La plupart des voyageurs trouve le cash plus sûr que la carte n Le prix des cartes varie de 100 à  200 DH par an mais un grand flou entoure les frais des opérations de paiement et de retrait à  l’étranger. En cas de perte ou de vol à  l’étranger, le client peut recevoir le montant non utilisé de sa dotation en devise.

Les Marocains préfèrent encore s’encombrer de cash à l’occasion des voyages à l’étranger. Le recours aux cartes bancaires permettant le chargement des dotations touristiques reste très limité. C’est du moins ce que rapportent plusieurs banquiers. En l’absence de chiffres communiqués par les banques pour des raisons commerciales, ces dernières affirment à l’unanimité que la demande adressée aux cartes dites de voyage ne prend pas encore. Ce constat est conforté par les déclarations du management du Centre monétique interbancaire. Selon son DGA, Ismail Bellali, sur l’encours de cartes marocaines à validité internationale émises, plus de 90% correspondent à des cartes business détenues par des chefs d’entreprises. Ce qui veut dire que les cartes de chargement de la dotation touristique représentent moins de 10% de l’ensemble des cartes marocaines à validité internationale.
«Durant les 9 premiers mois de l’année 2014, les cartes marocaines à validité internationale ont été à la base de 557 000 opérations à l’étranger, retraits et paiements, pour un montant global de 900,3 MDH, en progression de 42,1% en nombre et de 39,1% en montant par rapport à la même période de 2013. Mais ces volumes restent portés essentiellement par les cartes business», explique M.Bellali. Pour lui, il s’agit surtout d’une question de manque de confiance à l’égard de ce moyen de paiement. «La plupart des voyageurs préfèrent avoir du cash sur eux pour son caractère sûr», explique un conseiller clientèle d’une banque.  
La demande peine à se profiler, l’offre est, pour sa part, très variée. En effet, quasiment toutes les banques commerciales de la place proposent des cartes de voyage. Qu’elle s’appelle Odyssée (BMCI), Al Moussafir (CIH), Rihla (Attijariwafa bank), Voyage (BMCE) ou encore Asfar (BP), ces cartes fonctionnent presque toutes selon le même principe : ce sont des cartes Visa à autorisation systématique avec un plafond fixé à hauteur de la dotation annuelle de voyage par l’Office des changes, soit 40 000 DH, à concurrence de 20 000 DH par voyage. Elles permettent le paiement des achats, le retrait à l’international, et également le paiement sur internet. Le taux de change auquel est traité le retrait ou le paiement est celui en vigueur au moment de l’utilisation de la carte à l’international.
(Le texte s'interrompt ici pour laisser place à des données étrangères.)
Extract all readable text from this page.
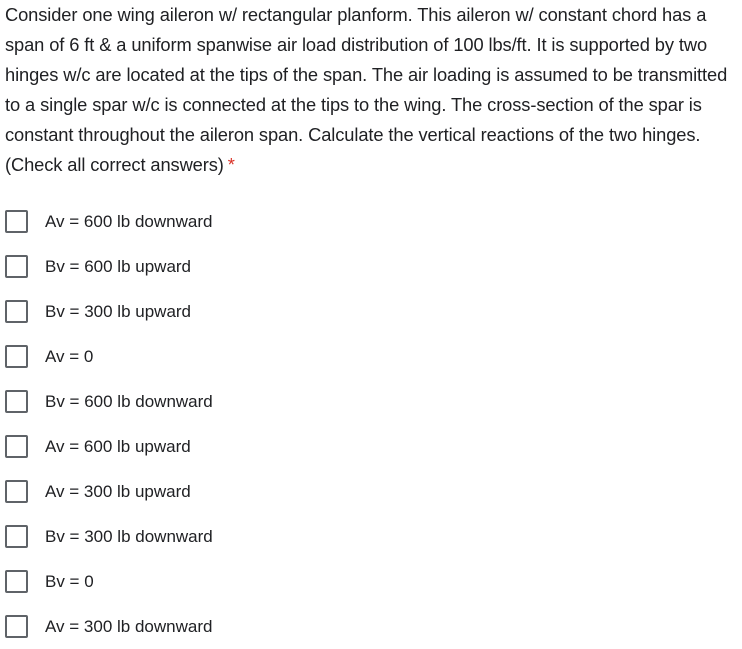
Consider one wing aileron w/ rectangular planform. This aileron w/ constant chord has a span of 6 ft & a uniform spanwise air load distribution of 100 lbs/ft. It is supported by two hinges w/c are located at the tips of the span. The air loading is assumed to be transmitted to a single spar w/c is connected at the tips to the wing. The cross-section of the spar is constant throughout the aileron span. Calculate the vertical reactions of the two hinges. (Check all correct answers) *
Av = 600 lb downward
Bv = 600 lb upward
Bv = 300 lb upward
Av = 0
Bv = 600 lb downward
Av = 600 lb upward
Av = 300 lb upward
Bv = 300 lb downward
Bv = 0
Av = 300 lb downward
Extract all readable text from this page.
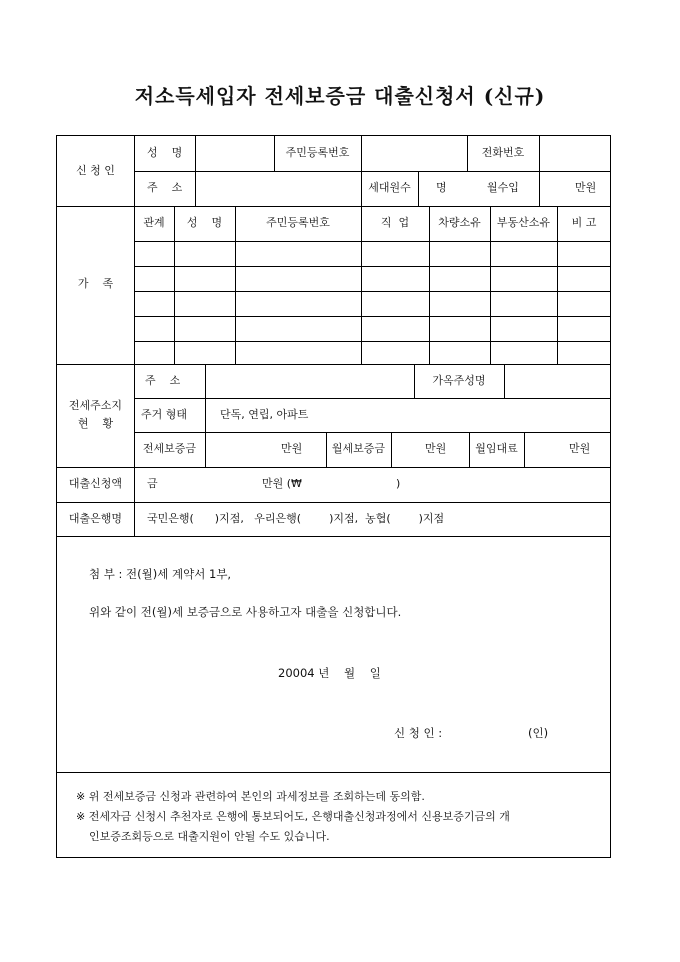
저소득세입자 전세보증금 대출신청서 (신규)
신 청 인
성    명	주민등록번호	전화번호
주    소	세대원수	명	월수입	만원
가    족
관계	성    명	주민등록번호	직  업	차량소유	부동산소유	비 고
전세주소지
현    황
주    소	가옥주성명
주거 형태	단독, 연립, 아파트
전세보증금	만원	월세보증금	만원	월임대료	만원
대출신청액	금	만원 (₩	)
대출은행명	국민은행(      )지점,   우리은행(        )지점,  농협(        )지점
첨 부 : 전(월)세 계약서 1부,
위와 같이 전(월)세 보증금으로 사용하고자 대출을 신청합니다.
20004 년    월    일
신 청 인 :	(인)
※ 위 전세보증금 신청과 관련하여 본인의 과세정보를 조회하는데 동의함.
※ 전세자금 신청시 추천자로 은행에 통보되어도, 은행대출신청과정에서 신용보증기금의 개
인보증조회등으로 대출지원이 안될 수도 있습니다.
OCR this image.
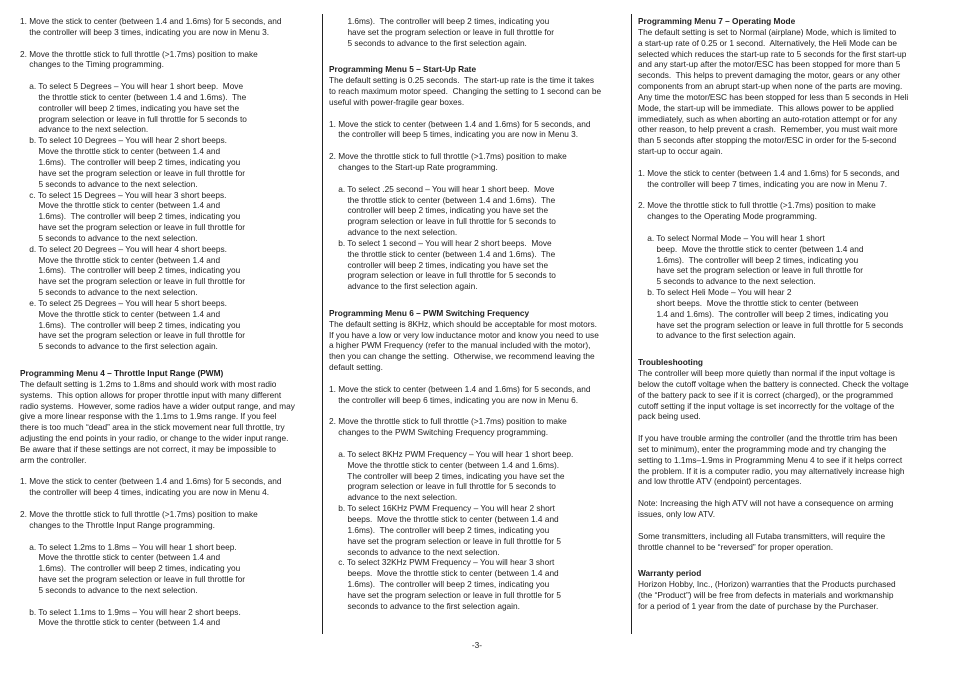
1. Move the stick to center (between 1.4 and 1.6ms) for 5 seconds, and

the controller will beep 3 times, indicating you are now in Menu 3.

2. Move the throttle stick to full throttle (>1.7ms) position to make

changes to the Timing programming.

a. To select 5 Degrees – You will hear 1 short beep.  Move

the throttle stick to center (between 1.4 and 1.6ms).  The

controller will beep 2 times, indicating you have set the

program selection or leave in full throttle for 5 seconds to

advance to the next selection.

b. To select 10 Degrees – You will hear 2 short beeps.

Move the throttle stick to center (between 1.4 and

1.6ms).  The controller will beep 2 times, indicating you

have set the program selection or leave in full throttle for

5 seconds to advance to the next selection.

c. To select 15 Degrees – You will hear 3 short beeps.

Move the throttle stick to center (between 1.4 and

1.6ms).  The controller will beep 2 times, indicating you

have set the program selection or leave in full throttle for

5 seconds to advance to the next selection.

d. To select 20 Degrees – You will hear 4 short beeps.

Move the throttle stick to center (between 1.4 and

1.6ms).  The controller will beep 2 times, indicating you

have set the program selection or leave in full throttle for

5 seconds to advance to the next selection.

e. To select 25 Degrees – You will hear 5 short beeps.

Move the throttle stick to center (between 1.4 and

1.6ms).  The controller will beep 2 times, indicating you

have set the program selection or leave in full throttle for

5 seconds to advance to the first selection again.

Programming Menu 4 – Throttle Input Range (PWM)

The default setting is 1.2ms to 1.8ms and should work with most radio

systems.  This option allows for proper throttle input with many different

radio systems.  However, some radios have a wider output range, and may

give a more linear response with the 1.1ms to 1.9ms range. If you feel

there is too much “dead” area in the stick movement near full throttle, try

adjusting the end points in your radio, or change to the wider input range.

Be aware that if these settings are not correct, it may be impossible to

arm the controller.

1. Move the stick to center (between 1.4 and 1.6ms) for 5 seconds, and

the controller will beep 4 times, indicating you are now in Menu 4.

2. Move the throttle stick to full throttle (>1.7ms) position to make

changes to the Throttle Input Range programming.

a. To select 1.2ms to 1.8ms – You will hear 1 short beep.

Move the throttle stick to center (between 1.4 and

1.6ms).  The controller will beep 2 times, indicating you

have set the program selection or leave in full throttle for

5 seconds to advance to the next selection.

b. To select 1.1ms to 1.9ms – You will hear 2 short beeps.

Move the throttle stick to center (between 1.4 and

1.6ms).  The controller will beep 2 times, indicating you

have set the program selection or leave in full throttle for

5 seconds to advance to the first selection again.

Programming Menu 5 – Start-Up Rate

The default setting is 0.25 seconds.  The start-up rate is the time it takes

to reach maximum motor speed.  Changing the setting to 1 second can be

useful with power-fragile gear boxes.

1. Move the stick to center (between 1.4 and 1.6ms) for 5 seconds, and

the controller will beep 5 times, indicating you are now in Menu 3.

2. Move the throttle stick to full throttle (>1.7ms) position to make

changes to the Start-up Rate programming.

a. To select .25 second – You will hear 1 short beep.  Move

the throttle stick to center (between 1.4 and 1.6ms).  The

controller will beep 2 times, indicating you have set the

program selection or leave in full throttle for 5 seconds to

advance to the next selection.

b. To select 1 second – You will hear 2 short beeps.  Move

the throttle stick to center (between 1.4 and 1.6ms).  The

controller will beep 2 times, indicating you have set the

program selection or leave in full throttle for 5 seconds to

advance to the first selection again.

Programming Menu 6 – PWM Switching Frequency

The default setting is 8KHz, which should be acceptable for most motors.

If you have a low or very low inductance motor and know you need to use

a higher PWM Frequency (refer to the manual included with the motor),

then you can change the setting.  Otherwise, we recommend leaving the

default setting.

1. Move the stick to center (between 1.4 and 1.6ms) for 5 seconds, and

the controller will beep 6 times, indicating you are now in Menu 6.

2. Move the throttle stick to full throttle (>1.7ms) position to make

changes to the PWM Switching Frequency programming.

a. To select 8KHz PWM Frequency – You will hear 1 short beep.

Move the throttle stick to center (between 1.4 and 1.6ms).

The controller will beep 2 times, indicating you have set the

program selection or leave in full throttle for 5 seconds to

advance to the next selection.

b. To select 16KHz PWM Frequency – You will hear 2 short

beeps.  Move the throttle stick to center (between 1.4 and

1.6ms).  The controller will beep 2 times, indicating you

have set the program selection or leave in full throttle for 5

seconds to advance to the next selection.

c. To select 32KHz PWM Frequency – You will hear 3 short

beeps.  Move the throttle stick to center (between 1.4 and

1.6ms).  The controller will beep 2 times, indicating you

have set the program selection or leave in full throttle for 5

seconds to advance to the first selection again.

Programming Menu 7 – Operating Mode

The default setting is set to Normal (airplane) Mode, which is limited to

a start-up rate of 0.25 or 1 second.  Alternatively, the Heli Mode can be

selected which reduces the start-up rate to 5 seconds for the first start-up

and any start-up after the motor/ESC has been stopped for more than 5

seconds.  This helps to prevent damaging the motor, gears or any other

components from an abrupt start-up when none of the parts are moving.

Any time the motor/ESC has been stopped for less than 5 seconds in Heli

Mode, the start-up will be immediate.  This allows power to be applied

immediately, such as when aborting an auto-rotation attempt or for any

other reason, to help prevent a crash.  Remember, you must wait more

than 5 seconds after stopping the motor/ESC in order for the 5-second

start-up to occur again.

1. Move the stick to center (between 1.4 and 1.6ms) for 5 seconds, and

the controller will beep 7 times, indicating you are now in Menu 7.

2. Move the throttle stick to full throttle (>1.7ms) position to make

changes to the Operating Mode programming.

a. To select Normal Mode – You will hear 1 short

beep.  Move the throttle stick to center (between 1.4 and

1.6ms).  The controller will beep 2 times, indicating you

have set the program selection or leave in full throttle for

5 seconds to advance to the next selection.

b. To select Heli Mode – You will hear 2

short beeps.  Move the throttle stick to center (between

1.4 and 1.6ms).  The controller will beep 2 times, indicating you

have set the program selection or leave in full throttle for 5 seconds

to advance to the first selection again.

Troubleshooting

The controller will beep more quietly than normal if the input voltage is

below the cutoff voltage when the battery is connected. Check the voltage

of the battery pack to see if it is correct (charged), or the programmed

cutoff setting if the input voltage is set incorrectly for the voltage of the

pack being used.

If you have trouble arming the controller (and the throttle trim has been

set to minimum), enter the programming mode and try changing the

setting to 1.1ms–1.9ms in Programming Menu 4 to see if it helps correct

the problem. If it is a computer radio, you may alternatively increase high

and low throttle ATV (endpoint) percentages.

Note: Increasing the high ATV will not have a consequence on arming

issues, only low ATV.

Some transmitters, including all Futaba transmitters, will require the

throttle channel to be “reversed” for proper operation.

Warranty period

Horizon Hobby, Inc., (Horizon) warranties that the Products purchased

(the “Product”) will be free from defects in materials and workmanship

for a period of 1 year from the date of purchase by the Purchaser.

-3-
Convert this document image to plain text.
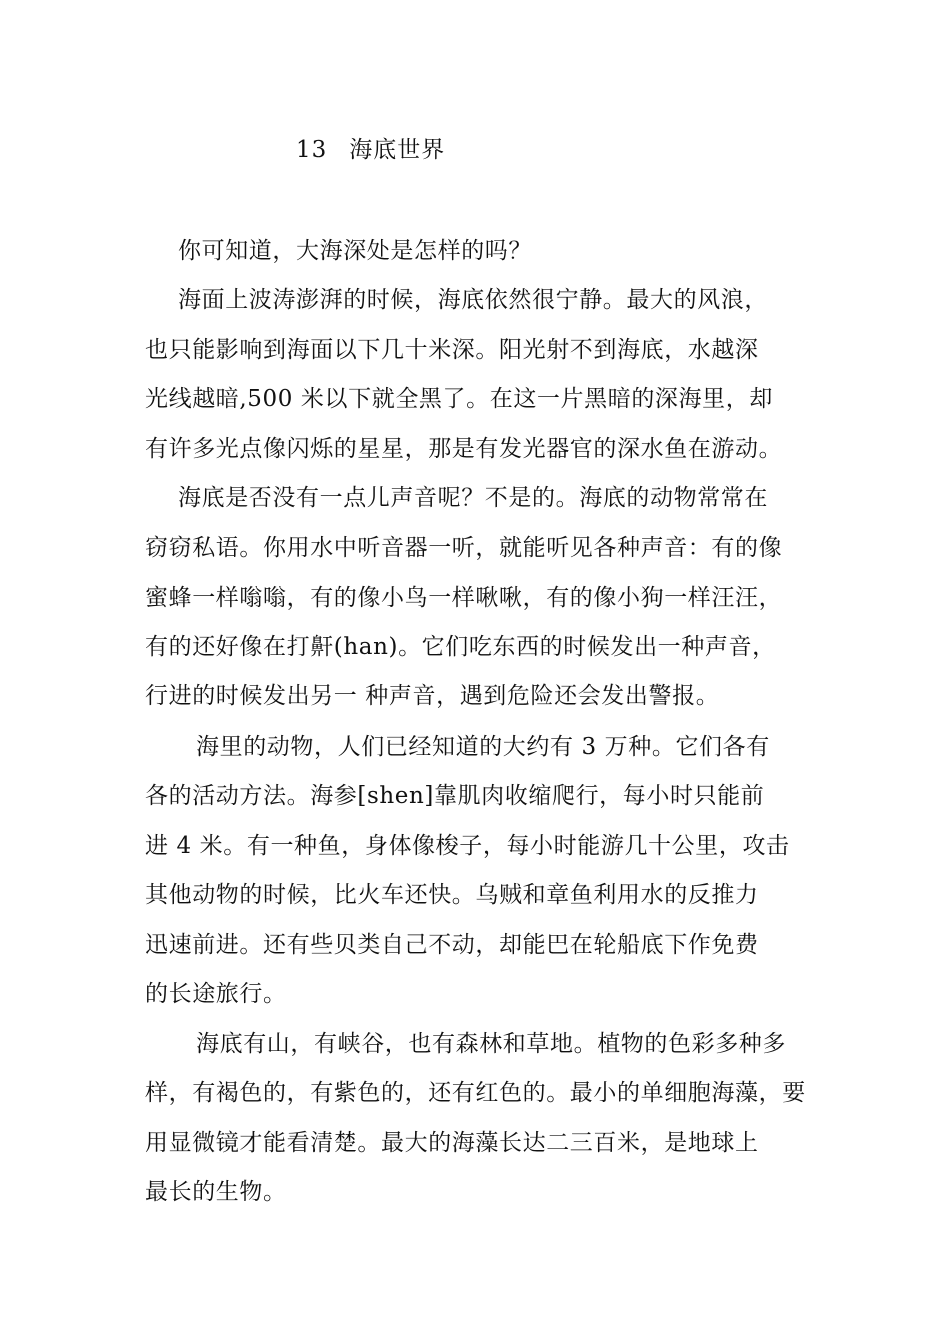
13 海底世界
你可知道，大海深处是怎样的吗？
海面上波涛澎湃的时候，海底依然很宁静。最大的风浪，
也只能影响到海面以下几十米深。阳光射不到海底，水越深
光线越暗,500 米以下就全黑了。在这一片黑暗的深海里，却
有许多光点像闪烁的星星，那是有发光器官的深水鱼在游动。
海底是否没有一点儿声音呢？不是的。海底的动物常常在
窃窃私语。你用水中听音器一听，就能听见各种声音：有的像
蜜蜂一样嗡嗡，有的像小鸟一样啾啾，有的像小狗一样汪汪，
有的还好像在打鼾(han)。它们吃东西的时候发出一种声音，
行进的时候发出另一 种声音，遇到危险还会发出警报。
海里的动物，人们已经知道的大约有 3 万种。它们各有
各的活动方法。海参[shen]靠肌肉收缩爬行，每小时只能前
进 4 米。有一种鱼，身体像梭子，每小时能游几十公里，攻击
其他动物的时候，比火车还快。乌贼和章鱼利用水的反推力
迅速前进。还有些贝类自己不动，却能巴在轮船底下作免费
的长途旅行。
海底有山，有峡谷，也有森林和草地。植物的色彩多种多
样，有褐色的，有紫色的，还有红色的。最小的单细胞海藻，要
用显微镜才能看清楚。最大的海藻长达二三百米，是地球上
最长的生物。
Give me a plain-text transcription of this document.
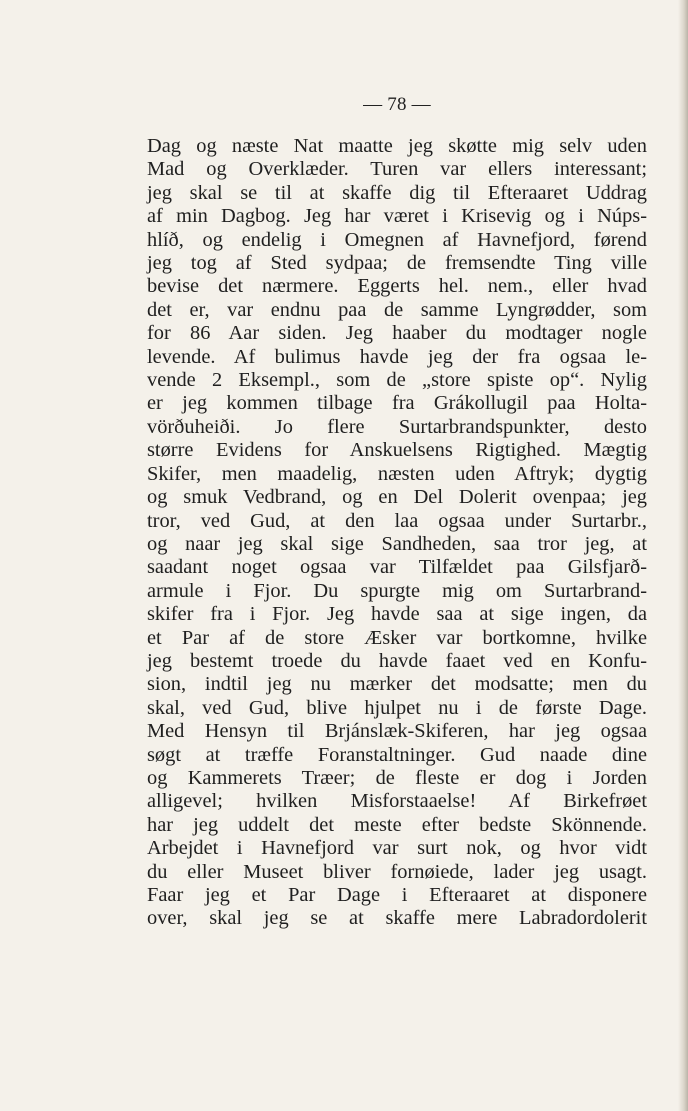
— 78 —
Dag og næste Nat maatte jeg skøtte mig selv uden
Mad og Overklæder. Turen var ellers interessant;
jeg skal se til at skaffe dig til Efteraaret Uddrag
af min Dagbog. Jeg har været i Krisevig og i Núps-
hlíð, og endelig i Omegnen af Havnefjord, førend
jeg tog af Sted sydpaa; de fremsendte Ting ville
bevise det nærmere. Eggerts hel. nem., eller hvad
det er, var endnu paa de samme Lyngrødder, som
for 86 Aar siden. Jeg haaber du modtager nogle
levende. Af bulimus havde jeg der fra ogsaa le-
vende 2 Eksempl., som de „store spiste op“. Nylig
er jeg kommen tilbage fra Grákollugil paa Holta-
vörðuheiði. Jo flere Surtarbrandspunkter, desto
større Evidens for Anskuelsens Rigtighed. Mægtig
Skifer, men maadelig, næsten uden Aftryk; dygtig
og smuk Vedbrand, og en Del Dolerit ovenpaa; jeg
tror, ved Gud, at den laa ogsaa under Surtarbr.,
og naar jeg skal sige Sandheden, saa tror jeg, at
saadant noget ogsaa var Tilfældet paa Gilsfjarð-
armule i Fjor. Du spurgte mig om Surtarbrand-
skifer fra i Fjor. Jeg havde saa at sige ingen, da
et Par af de store Æsker var bortkomne, hvilke
jeg bestemt troede du havde faaet ved en Konfu-
sion, indtil jeg nu mærker det modsatte; men du
skal, ved Gud, blive hjulpet nu i de første Dage.
Med Hensyn til Brjánslæk-Skiferen, har jeg ogsaa
søgt at træffe Foranstaltninger. Gud naade dine
og Kammerets Træer; de fleste er dog i Jorden
alligevel; hvilken Misforstaaelse! Af Birkefrøet
har jeg uddelt det meste efter bedste Skönnende.
Arbejdet i Havnefjord var surt nok, og hvor vidt
du eller Museet bliver fornøiede, lader jeg usagt.
Faar jeg et Par Dage i Efteraaret at disponere
over, skal jeg se at skaffe mere Labradordolerit
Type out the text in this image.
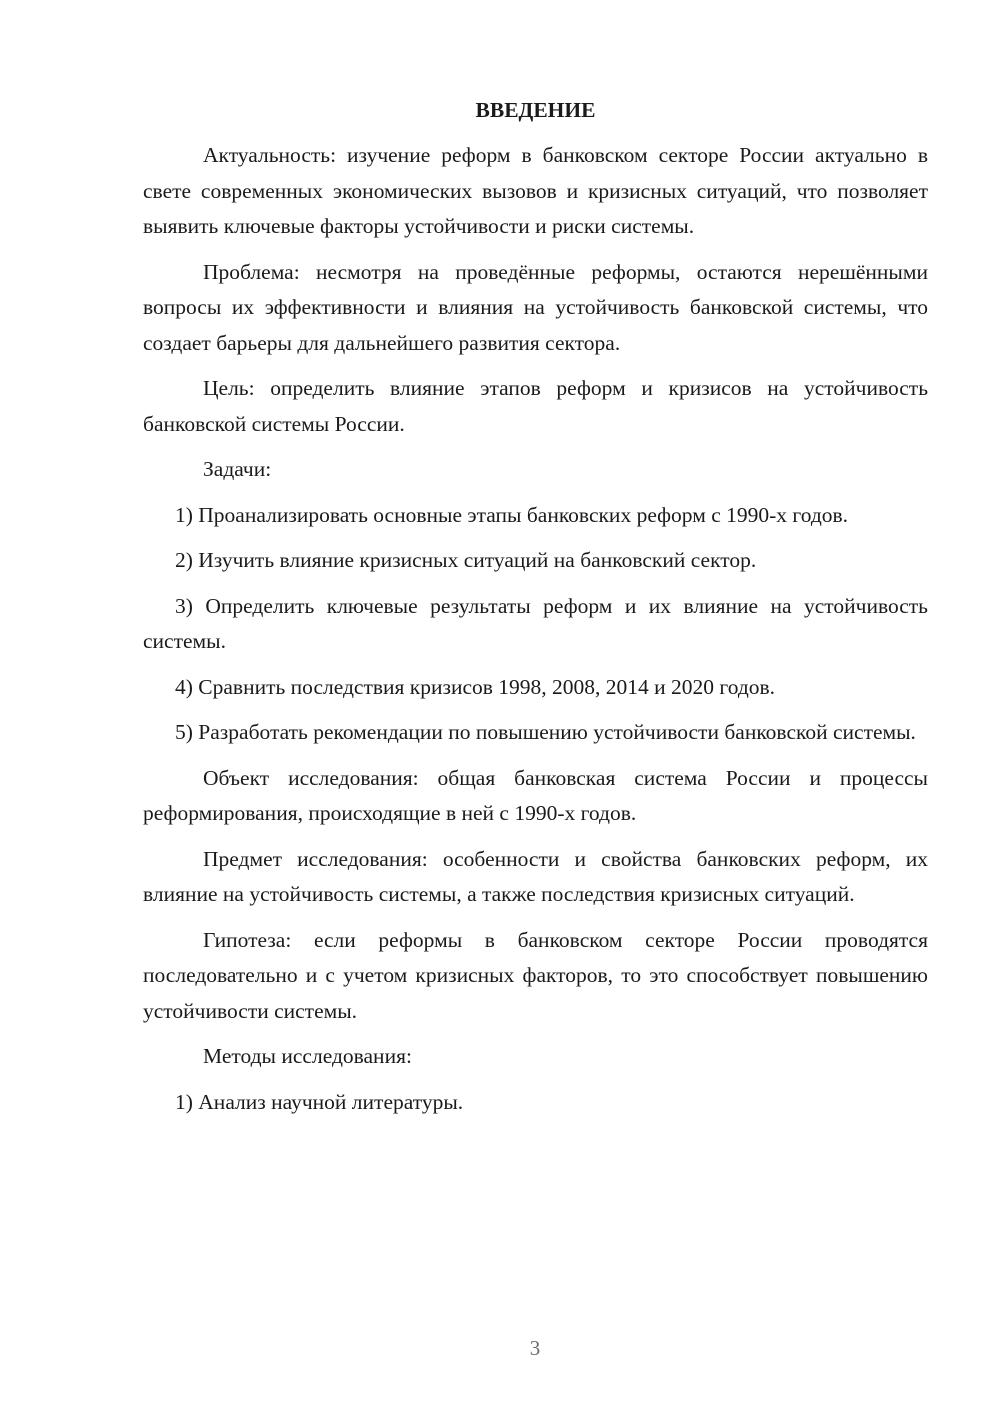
ВВЕДЕНИЕ

Актуальность: изучение реформ в банковском секторе России актуально в свете современных экономических вызовов и кризисных ситуаций, что позволяет выявить ключевые факторы устойчивости и риски системы.

Проблема: несмотря на проведённые реформы, остаются нерешёнными вопросы их эффективности и влияния на устойчивость банковской системы, что создает барьеры для дальнейшего развития сектора.

Цель: определить влияние этапов реформ и кризисов на устойчивость банковской системы России.

Задачи:

1) Проанализировать основные этапы банковских реформ с 1990-х годов.

2) Изучить влияние кризисных ситуаций на банковский сектор.

3) Определить ключевые результаты реформ и их влияние на устойчивость системы.

4) Сравнить последствия кризисов 1998, 2008, 2014 и 2020 годов.

5) Разработать рекомендации по повышению устойчивости банковской системы.

Объект исследования: общая банковская система России и процессы реформирования, происходящие в ней с 1990-х годов.

Предмет исследования: особенности и свойства банковских реформ, их влияние на устойчивость системы, а также последствия кризисных ситуаций.

Гипотеза: если реформы в банковском секторе России проводятся последовательно и с учетом кризисных факторов, то это способствует повышению устойчивости системы.

Методы исследования:

1) Анализ научной литературы.

3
Par ailleurs, la dotation chargée peut être utilisée en un seul ou plusieurs voyages dans la limite du plafond cité. Cette dotation, dont le montant est cumulable avec toute autre dotation, peut être majorée de 10 000 DH par enfant mineur figurant sur le passeport du parent bénéficiaire. Le prix de ces cartes varie de 100 à 200 DH par an.

Services d’assistance garantis pour rassurer les clients

Mais si les caractéristiques et les prix de confection se rapprochent et sont affichés sur les portails internet des banques, un grand flou entoure la tarification des opérations de paiement et de retrait à l’étranger. Par exemple, alors que chez BMCE Bank, le client paie une commission de 2% sur chaque retrait ou paiement effectué à l’étranger avec un minimum de 22 DH par transaction, la BMCI facture chaque opération à 1,75 dollar avec exonération des retraits effectués auprès des guichets automatique de BNP Paribas à travers le monde. De son côté, une autre banque affirme que les opérations de paiement sont gratuites, tandis qu’une autre précise que la tarification des retraits et des paiements reste à la discrétion de Visa International et varie selon les établissements concernés par les transactions. Difficile alors de s’y retrouver.  
Cela dit, les banques font la part belle aux prestations d’assistance pour convaincre leur clientèle en manque de confiance de se détacher du cash. Ainsi, pour quelques établissements, en cas de perte ou de vol de la carte, le client peut recevoir le montant non utilisé de sa dotation en devises via Western Union, partout dans le monde. D’autres banques proposent des services d’assistance offerts par des professionnels en cas de perte ou de vol de la carte à l’étranger, en l’occurrence une avance de fonds à l’étranger souvent avec un plafond de 20000 DH en plus de la prise en charge des frais d’hébergement.